C. If the facts are as established by the court below, it is reasonable to view that the agreement between the intervenor, etc. and the non-party 12 on February 3, 1986 entered into as the collateral security agreement is a share transfer agreement made for the purpose of collateral security. At the time of the above agreement, as long as the share certificates were not issued even after six months have already passed since the establishment of the defendant company, the above agreement shall have the effect as the collateral security agreement immediately, and as such, it cannot be deemed that the agreement takes effect only on the condition that the above non-party 12 should pay the share price in addition to the bonds secured by the above shares, or merely is merely a promise to sell shares.

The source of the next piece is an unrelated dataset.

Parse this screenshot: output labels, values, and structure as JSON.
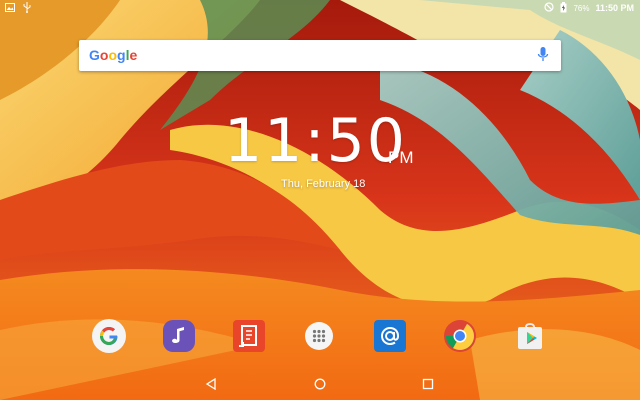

Furthermore, in the case where the transfer of security was made in the same form as above, the above non-party 12, who is the mortgagee, is the owner of the shares. Thus, the intervenor, etc., who thereafter purchased the collateral from the above non-party 12, can not claim ownership unless there are special circumstances, against the plaintiff 1, the non-party 3, the non-party 14, and the non-party 7, etc. who purchased the collateral from the above non-party 12, and even if there remains a settlement issue as a settlement type, such as the novel theory, it is not a nature that can oppose the purchaser of the collateral. On the premise set forth above, the argument cannot be accepted because it is merely because the judgment below erred in the misapprehension of the legal principles or the lack
D. As the court below held that Plaintiff 1, Nonparty 3, 14, and Nonparty 7 et al. were duly acquired collateral shares from the above Nonparty 12 and become a legitimate shareholder of the Defendant Company, it cannot be deemed that the transfer of shares between the above persons was not included in the purport of rejecting the Defendant’s assertion that the transfer of shares was false mark, and thus, it cannot be accepted as a lawsuit that there was an error of omission of judgment in this regard.
All arguments are without merit.
3. Therefore, all appeals are dismissed and all costs of appeal are assessed against the losing party. It is so decided as per Disposition by the assent of all participating Justices on the bench.